Key Provisions for Registration:

  • Definition of “External Company” (Section 341): The Act defines an external company as a company incorporated outside Zanzibar that establishes a place of business within Zanzibar.
  • Required Documents (Section 342): Within one month of establishing a place of business, the foreign company must submit certified copies of the following to BPRA:
    • Its charter, statutes, or memorandum and articles of association (or other instrument defining its constitution).
    • A list of its directors and secretary, with their names, nationalities, and any other directorships held in Zanzibar.
    • A statement of the company’s local secretary or agent in Zanzibar, authorized to accept service of process and notices on the company’s behalf. This individual or entity must be resident in Zanzibar.
    • A statement of the registered office or principal place of business of the company in Zanzibar.
  • Certificate of Registration (Section 343): Upon satisfactory submission, BPRA issues a Certificate of Registration of an External Company, legitimizing its operations in Zanzibar.
  • Ongoing Compliance (Section 344-348): Foreign branches must notify BPRA of any changes to their constitutional documents, directors, secretary, or registered office. They are also generally required to file annual accounts with BPRA.

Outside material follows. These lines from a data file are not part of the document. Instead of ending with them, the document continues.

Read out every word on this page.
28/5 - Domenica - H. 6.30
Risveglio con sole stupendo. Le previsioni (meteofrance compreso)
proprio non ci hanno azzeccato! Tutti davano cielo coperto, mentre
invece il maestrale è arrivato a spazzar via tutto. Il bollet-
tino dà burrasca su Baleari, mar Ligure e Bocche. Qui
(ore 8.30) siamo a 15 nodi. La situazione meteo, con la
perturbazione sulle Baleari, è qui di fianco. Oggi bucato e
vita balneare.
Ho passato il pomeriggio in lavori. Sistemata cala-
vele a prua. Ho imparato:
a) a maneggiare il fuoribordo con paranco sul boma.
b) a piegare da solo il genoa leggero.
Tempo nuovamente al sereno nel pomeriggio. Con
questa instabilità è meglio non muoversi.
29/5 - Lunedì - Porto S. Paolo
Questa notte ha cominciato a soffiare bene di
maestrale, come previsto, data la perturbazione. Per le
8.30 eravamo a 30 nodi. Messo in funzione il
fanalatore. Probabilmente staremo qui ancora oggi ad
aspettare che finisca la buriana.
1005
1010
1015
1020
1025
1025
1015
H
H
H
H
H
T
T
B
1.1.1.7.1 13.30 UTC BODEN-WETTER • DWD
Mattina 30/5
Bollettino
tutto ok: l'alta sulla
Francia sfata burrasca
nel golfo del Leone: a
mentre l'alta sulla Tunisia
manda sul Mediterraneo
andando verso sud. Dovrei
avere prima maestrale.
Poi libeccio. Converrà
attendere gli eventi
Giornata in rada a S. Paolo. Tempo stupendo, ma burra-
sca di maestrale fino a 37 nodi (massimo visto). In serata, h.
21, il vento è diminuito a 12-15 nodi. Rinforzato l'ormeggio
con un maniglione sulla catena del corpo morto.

Why These Provisions Matter

Adhering to the Zanzibar Companies Act, 2013, is not merely a formality; it’s the bedrock of legal recognition, investor confidence, and operational legitimacy. Proper incorporation or registration ensures access to legal protections, enables engagement in commercial contracts, facilitates obtaining necessary licenses (e.g., business license, investment certificate from ZIPA), and allows for tax compliance.

Navigating these requirements can be intricate, particularly for foreign investors unfamiliar with Zanzibar’s distinct legal landscape, which often operates in parallel with Union laws. Therefore, seeking professional legal advice is highly recommended to ensure full compliance and a smooth entry into Zanzibar’s dynamic business environment.